Today I was talking with Karen and Bethany and Karen asked me if I was happy to be single again. The innocuous question caught me off guard and I answered in the negative, trying to contain my surprise. The timing of the question was interesting because over the last few weeks I had been reflecting a lot upon companionship and what it’s like to share your life with someone else. I miss it…a lot. It was one of the most special things I had ever seen and it blew me away. It was also mighty difficult to give up. Now I see it as something both to pursue and worth waiting for. As a man, I should look for and initiate it, but not find my happiness in it. Since I live in an area with a relatively small Christian dating pool, a couple weeks ago I went so far as to check out eHarmony. I filled out their free personality survey and received 12 matches, but couldn’t see photos or communicate with any of them without joining. After some mental debate last week, I finally decided to join when they agreed to throw in some free added subscription time.

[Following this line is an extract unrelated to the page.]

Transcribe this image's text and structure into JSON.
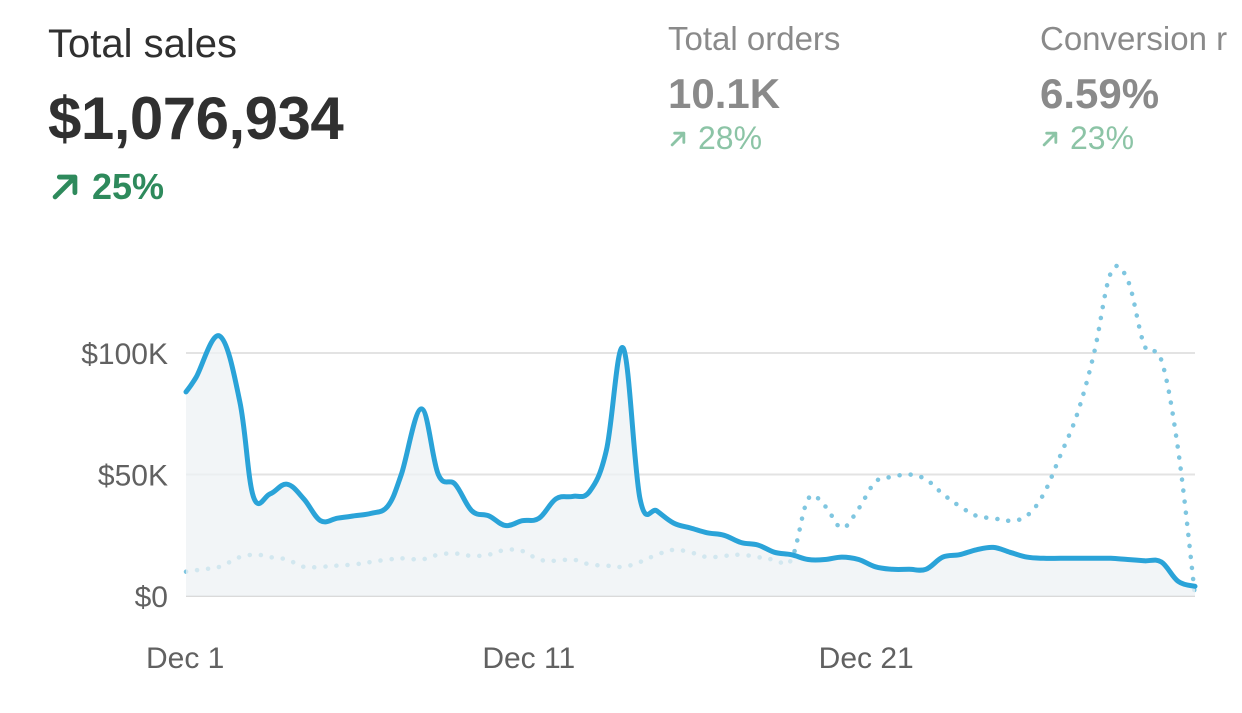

I have no idea what will become of this, but just reading the profiles of my matches has been refreshing. The quality of many of the women who sign up for the site is at another level (outside of the girl from PA who put herself as the most influential person in her life). Most of the initial matches have fallen by the wayside, but it has been encouraging to send and receive the initial questions and answers. I am realizing that, while in Argentina, it was impossible for me to move on from my breakup because too much of my relation to the country was tied to my dating relationship. It took physical separation to be able to accept and finalize a choice I had made months earlier. While there, too much of me still wanted to ignore that choice and hope it went away. This may sound strange, but having only dated someone from another country, part of me wondered if I’d ever be able to understand and date an American girl. Even the simple act of finishing the healing by beginning again here in the U.S. is huge. It has shown me that there are women here too who can understand me and are looking for the same things. You just have to look hard for them.